There’s Elaine’s connection to my childhood, which is connected to the events around my mother’s death, which is connected to my accident.
Here’s where I’m going to start:
Find out who wrote the article about my accident and contact them if they are still alive
Make a Freedom Of Information request with the Royal Canadian Mounted Police for the traffic accident report and any related material (photos, witness statement, etc)
Attempt to recover an old Hotmail address that I used during this time
Contact the lawyer who helped me with this case and find out what happened to my legal files and settlement details with the insurance company
Find the doctor who was waiting in the stopped ferry traffic and helped me after I was hit
Continue to search for other eyewitnesses to the accident
Request the court records for the dangerous driving charge, which hopefully includes my victim impact statement
Request my hospital records
Request the records from my sessions with the cognitive specialists
Track down the guy who hit me, as well as the girlfriend who a passenger in his truck that sunnyday in January
I’ll share updates on a future Sunday. If you have some thoughts or ideas on how I should go about investigating this, please leave a comment or send me an email.

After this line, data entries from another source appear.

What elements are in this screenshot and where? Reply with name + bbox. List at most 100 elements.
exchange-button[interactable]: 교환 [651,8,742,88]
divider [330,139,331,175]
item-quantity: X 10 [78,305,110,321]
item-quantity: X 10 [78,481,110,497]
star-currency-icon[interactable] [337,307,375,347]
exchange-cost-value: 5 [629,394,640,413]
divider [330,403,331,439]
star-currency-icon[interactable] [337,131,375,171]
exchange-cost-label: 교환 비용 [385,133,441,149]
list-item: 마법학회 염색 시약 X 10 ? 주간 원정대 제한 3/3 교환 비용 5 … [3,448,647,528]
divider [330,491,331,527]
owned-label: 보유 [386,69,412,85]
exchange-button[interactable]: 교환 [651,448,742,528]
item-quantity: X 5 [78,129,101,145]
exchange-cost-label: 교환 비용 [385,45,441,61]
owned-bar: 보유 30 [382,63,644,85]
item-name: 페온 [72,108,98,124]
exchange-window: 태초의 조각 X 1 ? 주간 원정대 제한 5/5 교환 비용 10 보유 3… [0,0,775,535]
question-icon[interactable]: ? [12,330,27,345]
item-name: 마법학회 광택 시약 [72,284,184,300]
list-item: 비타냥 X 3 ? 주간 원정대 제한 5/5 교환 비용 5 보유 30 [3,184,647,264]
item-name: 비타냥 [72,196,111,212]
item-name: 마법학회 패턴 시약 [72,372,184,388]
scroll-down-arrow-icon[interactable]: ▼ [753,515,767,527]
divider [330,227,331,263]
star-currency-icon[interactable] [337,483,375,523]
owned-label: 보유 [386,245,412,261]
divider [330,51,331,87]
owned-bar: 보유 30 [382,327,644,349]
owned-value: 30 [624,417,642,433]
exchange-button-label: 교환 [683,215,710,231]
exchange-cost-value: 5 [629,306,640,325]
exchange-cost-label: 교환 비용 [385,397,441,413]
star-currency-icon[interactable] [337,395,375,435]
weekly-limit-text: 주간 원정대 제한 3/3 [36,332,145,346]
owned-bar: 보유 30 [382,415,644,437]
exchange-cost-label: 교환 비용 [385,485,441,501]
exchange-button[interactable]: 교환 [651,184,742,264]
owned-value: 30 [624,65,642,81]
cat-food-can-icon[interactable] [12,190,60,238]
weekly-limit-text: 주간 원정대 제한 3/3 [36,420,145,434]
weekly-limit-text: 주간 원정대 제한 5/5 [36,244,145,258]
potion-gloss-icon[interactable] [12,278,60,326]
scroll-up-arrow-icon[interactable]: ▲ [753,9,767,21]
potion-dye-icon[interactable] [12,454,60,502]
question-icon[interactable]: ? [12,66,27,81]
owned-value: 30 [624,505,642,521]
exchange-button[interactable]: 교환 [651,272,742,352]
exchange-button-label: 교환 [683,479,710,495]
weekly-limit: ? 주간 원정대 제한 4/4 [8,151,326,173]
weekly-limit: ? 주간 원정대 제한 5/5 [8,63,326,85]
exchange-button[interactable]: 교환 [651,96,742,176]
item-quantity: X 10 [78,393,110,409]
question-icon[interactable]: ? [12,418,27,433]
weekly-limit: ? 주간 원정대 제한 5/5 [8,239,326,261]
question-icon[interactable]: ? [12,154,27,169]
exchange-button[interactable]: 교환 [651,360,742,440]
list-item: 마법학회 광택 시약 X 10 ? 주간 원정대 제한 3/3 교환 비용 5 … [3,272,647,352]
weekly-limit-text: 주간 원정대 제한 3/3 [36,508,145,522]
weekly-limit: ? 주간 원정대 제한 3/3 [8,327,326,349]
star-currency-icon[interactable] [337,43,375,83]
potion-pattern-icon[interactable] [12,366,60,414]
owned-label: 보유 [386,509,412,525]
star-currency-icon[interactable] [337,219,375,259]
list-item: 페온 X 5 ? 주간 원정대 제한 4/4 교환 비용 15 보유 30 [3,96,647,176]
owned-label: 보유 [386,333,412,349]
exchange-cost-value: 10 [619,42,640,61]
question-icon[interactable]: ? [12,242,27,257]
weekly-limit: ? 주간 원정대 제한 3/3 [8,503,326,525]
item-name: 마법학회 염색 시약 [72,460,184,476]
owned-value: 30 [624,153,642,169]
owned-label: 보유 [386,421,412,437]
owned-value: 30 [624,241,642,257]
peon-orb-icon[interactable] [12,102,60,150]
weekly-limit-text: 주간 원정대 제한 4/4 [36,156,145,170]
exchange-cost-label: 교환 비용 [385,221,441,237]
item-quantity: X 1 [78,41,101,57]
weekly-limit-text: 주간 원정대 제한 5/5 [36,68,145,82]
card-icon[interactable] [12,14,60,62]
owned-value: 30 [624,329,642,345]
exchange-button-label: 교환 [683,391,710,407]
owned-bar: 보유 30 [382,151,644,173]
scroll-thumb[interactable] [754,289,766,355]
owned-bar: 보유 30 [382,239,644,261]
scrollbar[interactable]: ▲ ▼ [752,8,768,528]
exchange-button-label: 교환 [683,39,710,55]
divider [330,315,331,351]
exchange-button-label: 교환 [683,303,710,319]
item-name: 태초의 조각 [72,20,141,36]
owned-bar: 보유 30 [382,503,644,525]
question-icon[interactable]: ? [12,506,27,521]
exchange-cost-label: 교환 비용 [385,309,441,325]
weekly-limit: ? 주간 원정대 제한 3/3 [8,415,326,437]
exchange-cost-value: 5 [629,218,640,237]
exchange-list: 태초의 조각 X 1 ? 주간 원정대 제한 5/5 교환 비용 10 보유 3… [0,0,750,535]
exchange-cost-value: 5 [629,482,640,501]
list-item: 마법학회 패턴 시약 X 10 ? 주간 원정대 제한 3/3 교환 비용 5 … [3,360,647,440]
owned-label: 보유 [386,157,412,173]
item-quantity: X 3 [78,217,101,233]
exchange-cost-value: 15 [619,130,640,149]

As always, I’d love to hear your take on this week’s post as well. Do you think the telling of a story is more important than the story itself?
Thanks for reading and talk soon!
Sean
Those Romans knew their shit!
I’m loving this project and your pursuit of personal truth and recognition. Super cool.
I’m hooked on the story — your seeking of answers, questioning of “proofs”, notions of remembering and reporting — and all the personal stuff in between that you have the balls to share. .
I think you really found your writing groove this week, despite your saying it was one of the the toughest thing you ever wrote. I loved your lead on “firsts”. I steeped on every one.
I’m experiencing your series of posts like a podcast on “paper” Hooks, hangers, facts and musings… I can’t wait for the next episode! Well done!
Love these Sean. Thanks you for sharing!